Après un précédent procès qui avait abouti le mois dernier à plusieurs condamnations à de la prison ferme,
l'Etat indien s'attaque désormais à la racine du mal qui sévit en inde : les cliniques privées pratiquant l'avortement sélectif, c'est-à-dire donnant illégalement le sexe de l'enfant. Si le foetus
se révèle être une petite fille, elle est très fréquemment avortée. Une pratique à l'origine d'un très grave déséquilibre démographique dans le pays : il manque plus de 40 millions de filles en
Inde. Selon des journalistes locaux, un marché de la femme commence même à s'organiser : des pères viennent vendre leur fille en mariage.
Avant-hier, la police a pris sur le fait un docteur. Un flagrant délit de sélection
du sexe de l'enfant qui a conduit non seulement à l'arrestation du médecin, mais aussi de la femme enceinte et de son mari. Cependant, si le médecin et le mari ont été mis en détention provisoire,
la mère est restée à l'hôpital.
Des arrestations et des condamnations qui font suite aux déclarations fermes du premier
ministre indien (photo ci-contre) sur le sujet. Il avait en effet déclaré en avril dernier "Aucune nation, aucune société, aucune communauté peur tenir la tête haute et
prétendre faire partie du monde civilisé s'il conduit une politique de discrimination envers la moité de l'humanité : les femmes".
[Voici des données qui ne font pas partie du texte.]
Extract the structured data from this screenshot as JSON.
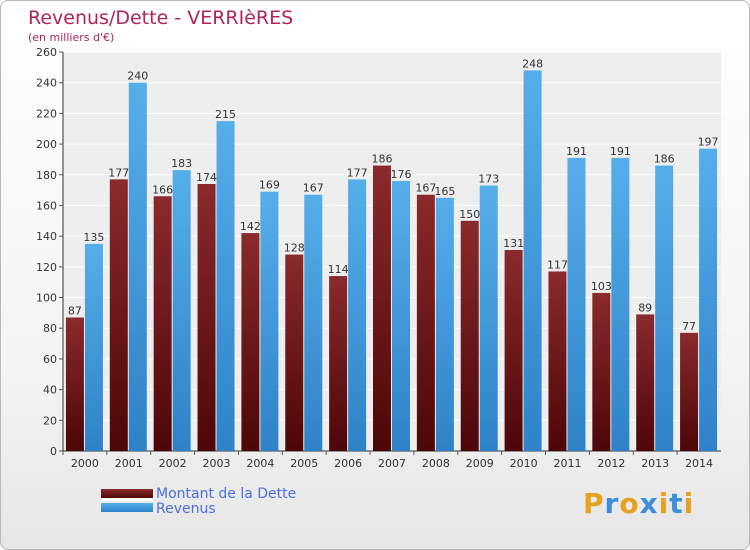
{
  "title": "Revenus/Dette - VERRIèRES",
  "subtitle": "(en milliers d'€)",
  "colors": {
    "dette": "#7a1f22",
    "revenus": "#4aa3e6",
    "title": "#b0245a",
    "legend_text": "#4a6fe0"
  },
  "chart_data": {
    "type": "bar",
    "title": "Revenus/Dette - VERRIèRES",
    "ylabel": "(en milliers d'€)",
    "xlabel": "",
    "ylim": [
      0,
      260
    ],
    "yticks": [
      0,
      20,
      40,
      60,
      80,
      100,
      120,
      140,
      160,
      180,
      200,
      220,
      240,
      260
    ],
    "grid": true,
    "legend_position": "bottom-left",
    "categories": [
      "2000",
      "2001",
      "2002",
      "2003",
      "2004",
      "2005",
      "2006",
      "2007",
      "2008",
      "2009",
      "2010",
      "2011",
      "2012",
      "2013",
      "2014"
    ],
    "series": [
      {
        "name": "Montant de la Dette",
        "values": [
          87,
          177,
          166,
          174,
          142,
          128,
          114,
          186,
          167,
          150,
          131,
          117,
          103,
          89,
          77
        ]
      },
      {
        "name": "Revenus",
        "values": [
          135,
          240,
          183,
          215,
          169,
          167,
          177,
          176,
          165,
          173,
          248,
          191,
          191,
          186,
          197
        ]
      }
    ]
  },
  "logo": {
    "letters": [
      "P",
      "r",
      "o",
      "x",
      "i",
      "t",
      "i"
    ],
    "colors": [
      "#e8a020",
      "#3a8fd8",
      "#e8a020",
      "#3a8fd8",
      "#e8a020",
      "#3a8fd8",
      "#e8a020"
    ]
  }
}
Le nombre de filles nées en Inde a atteint un plus-bas historique, victimes de la préférence des familles pour un héritier mâle. L'organisation britannique
ActionAid a mis en garde contre une génération perdue de femmes.
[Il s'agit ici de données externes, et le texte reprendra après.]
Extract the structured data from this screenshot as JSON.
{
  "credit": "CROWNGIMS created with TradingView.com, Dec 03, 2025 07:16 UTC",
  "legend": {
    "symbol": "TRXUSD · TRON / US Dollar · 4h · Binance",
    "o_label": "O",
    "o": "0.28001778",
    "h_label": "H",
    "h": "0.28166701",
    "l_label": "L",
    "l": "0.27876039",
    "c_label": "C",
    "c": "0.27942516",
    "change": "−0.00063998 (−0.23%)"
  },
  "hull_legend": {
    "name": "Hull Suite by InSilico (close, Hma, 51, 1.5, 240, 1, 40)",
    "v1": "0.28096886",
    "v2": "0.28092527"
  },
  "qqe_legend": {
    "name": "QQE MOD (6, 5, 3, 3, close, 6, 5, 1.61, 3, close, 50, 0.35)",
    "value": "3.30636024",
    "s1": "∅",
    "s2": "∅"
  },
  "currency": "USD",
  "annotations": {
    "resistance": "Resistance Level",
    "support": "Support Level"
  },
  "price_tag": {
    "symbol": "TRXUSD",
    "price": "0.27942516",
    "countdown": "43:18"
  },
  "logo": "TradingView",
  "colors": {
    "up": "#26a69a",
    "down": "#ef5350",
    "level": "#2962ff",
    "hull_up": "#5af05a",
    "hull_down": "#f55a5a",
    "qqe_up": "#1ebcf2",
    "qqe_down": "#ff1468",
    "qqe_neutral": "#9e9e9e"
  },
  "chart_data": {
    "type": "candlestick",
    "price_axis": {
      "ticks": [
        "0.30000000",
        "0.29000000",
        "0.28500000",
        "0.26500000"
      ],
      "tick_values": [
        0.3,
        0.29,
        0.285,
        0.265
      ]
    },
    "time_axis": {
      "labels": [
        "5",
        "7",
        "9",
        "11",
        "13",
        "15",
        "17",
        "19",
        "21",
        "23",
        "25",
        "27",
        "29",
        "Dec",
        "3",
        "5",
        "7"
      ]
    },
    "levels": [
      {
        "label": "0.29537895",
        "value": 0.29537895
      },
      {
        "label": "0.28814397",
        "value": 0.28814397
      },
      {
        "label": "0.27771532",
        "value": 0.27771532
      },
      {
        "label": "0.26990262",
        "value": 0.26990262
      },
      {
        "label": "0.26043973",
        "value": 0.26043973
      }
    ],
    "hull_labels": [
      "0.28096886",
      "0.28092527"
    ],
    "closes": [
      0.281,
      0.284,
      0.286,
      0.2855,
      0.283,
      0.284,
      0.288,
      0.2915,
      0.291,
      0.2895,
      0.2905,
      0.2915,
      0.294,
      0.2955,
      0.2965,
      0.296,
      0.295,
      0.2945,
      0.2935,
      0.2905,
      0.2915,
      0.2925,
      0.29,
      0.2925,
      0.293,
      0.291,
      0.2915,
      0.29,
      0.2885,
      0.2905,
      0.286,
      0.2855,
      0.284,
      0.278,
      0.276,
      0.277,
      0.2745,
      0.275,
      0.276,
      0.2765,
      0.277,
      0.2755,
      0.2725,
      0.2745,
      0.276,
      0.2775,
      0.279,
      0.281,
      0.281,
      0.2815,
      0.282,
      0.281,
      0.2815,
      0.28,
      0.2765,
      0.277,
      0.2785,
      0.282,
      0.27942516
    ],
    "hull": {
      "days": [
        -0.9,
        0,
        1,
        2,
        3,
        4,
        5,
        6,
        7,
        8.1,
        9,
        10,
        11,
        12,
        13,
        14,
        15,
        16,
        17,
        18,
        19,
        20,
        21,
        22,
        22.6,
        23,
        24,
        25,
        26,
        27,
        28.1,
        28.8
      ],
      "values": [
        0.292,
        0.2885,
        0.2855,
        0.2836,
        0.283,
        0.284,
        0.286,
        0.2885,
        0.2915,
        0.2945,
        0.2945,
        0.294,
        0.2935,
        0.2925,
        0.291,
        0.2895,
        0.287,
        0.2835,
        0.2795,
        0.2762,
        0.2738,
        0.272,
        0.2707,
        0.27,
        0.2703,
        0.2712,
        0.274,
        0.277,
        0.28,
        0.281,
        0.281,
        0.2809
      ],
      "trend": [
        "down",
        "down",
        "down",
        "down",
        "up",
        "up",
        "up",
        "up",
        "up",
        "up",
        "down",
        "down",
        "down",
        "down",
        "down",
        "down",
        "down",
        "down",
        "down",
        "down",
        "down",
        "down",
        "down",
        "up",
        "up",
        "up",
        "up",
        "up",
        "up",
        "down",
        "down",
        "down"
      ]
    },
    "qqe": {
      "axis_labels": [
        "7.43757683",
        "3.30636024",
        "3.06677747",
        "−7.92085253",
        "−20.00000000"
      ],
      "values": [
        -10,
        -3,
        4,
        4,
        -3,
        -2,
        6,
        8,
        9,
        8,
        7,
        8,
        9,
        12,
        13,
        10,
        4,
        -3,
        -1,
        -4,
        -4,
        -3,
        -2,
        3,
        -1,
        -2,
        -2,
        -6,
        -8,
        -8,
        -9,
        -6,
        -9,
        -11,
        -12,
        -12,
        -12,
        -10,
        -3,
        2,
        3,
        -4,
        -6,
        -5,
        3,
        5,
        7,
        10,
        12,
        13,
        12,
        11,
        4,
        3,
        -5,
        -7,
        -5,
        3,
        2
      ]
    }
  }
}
Le ratio garçons/filles, âgés de moins de six ans, est dorénavant inférieur à celui du dernier recensement de 2001, dans quatre des cinq Etats du nord et du nord-ouest de l'Inde où l'enquête a été
menée dans plus de 6000 foyers. "Et le fossé s'agrandit", avertit l'organisation.
Tandis que le ratio normal devrait se situer à environ 950 filles par millier de garçons nés, il n'est par exemple que de 789 à Kangra, dans l'Himachal Pradesh (nord). Le phénomène est partout
aussi bien à la campagne qu'à la ville, parmi les classes aisées et défavorisées.
L'organisation appelle les autorités indiennes à une plus grande sévérité dans l'application des lois interdisant la détection prénatale du sexe d'un enfant ainsi que l'avortement sélectif.
Elle demande aussi des actions, notamment afin de changer les mentalités de nombreuses familles qui considèrent encore les filles comme une charge financière en raison de la traditionnelle dot.